Wanprestasi dan Akibat-akibatnya

Wanprestasi dapat diartikan sebagai tidak terlaksananya prestasi karena kesalahan debitur baik karena kesengajaan atau kelalaian.
Bentuk-bentuk wan prestasi :
1.       Tidak melaksanakan prestasi sama sekali;
2.       Melaksanakan tetapi tidak tepat waktu (terlambat);
3.       Melaksanakan tetapi tidak seperti yang diperjanjikan; dan
4.       Debitur melaksanakan yang menurut perjanjian tidak boleh dilakukan.
Pihak yang merasa dirugikan akibat adanya wanprestasi bisa menuntut pemenuhan perjanjian, pembatalan perjanjian atau meminta ganti kerugian pada pihak yang melakukan wanprestasi. Ganti kerugiannya bisa meliputi biaya yang nyata-nyata telah dikeluarkan, kerugian yang timbul sebagai akibat adanya wanprestasi tersebut, serta bunga.
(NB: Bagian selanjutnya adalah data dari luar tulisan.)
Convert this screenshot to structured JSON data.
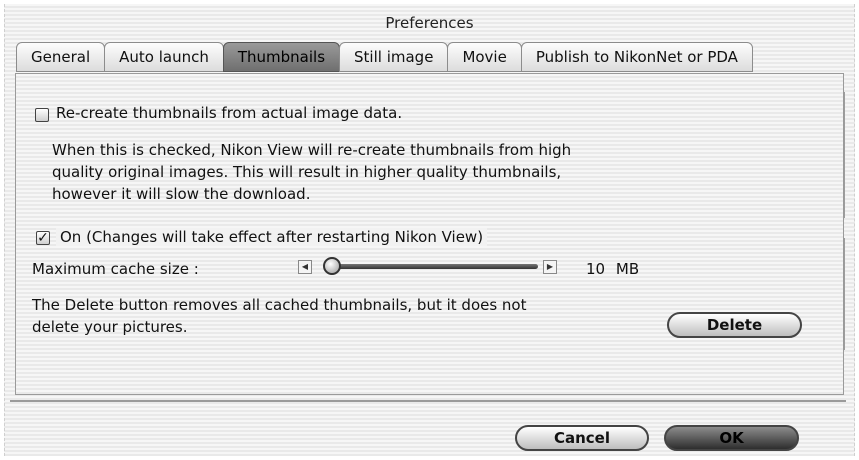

Wanprestasi ini merupakan bidang hukum perdata.
Akibat hukum dari debitur yang telah melakukan wanprestasi adalah hukuman atau sanksi berupa:
1.       Membayar kerugian yang diderita oleh kreditur (ganti rugi);
2.       Pembatalan perjanjian;
3.       Peralihan resiko. Benda yang dijanjikan obyek perjanjian sejak saat tidak dipenuhinya  kewajiban menjadi tanggung jawab dari debitur;
Membayar biaya perkara, kalau sampai diperkarakan di depan hakim.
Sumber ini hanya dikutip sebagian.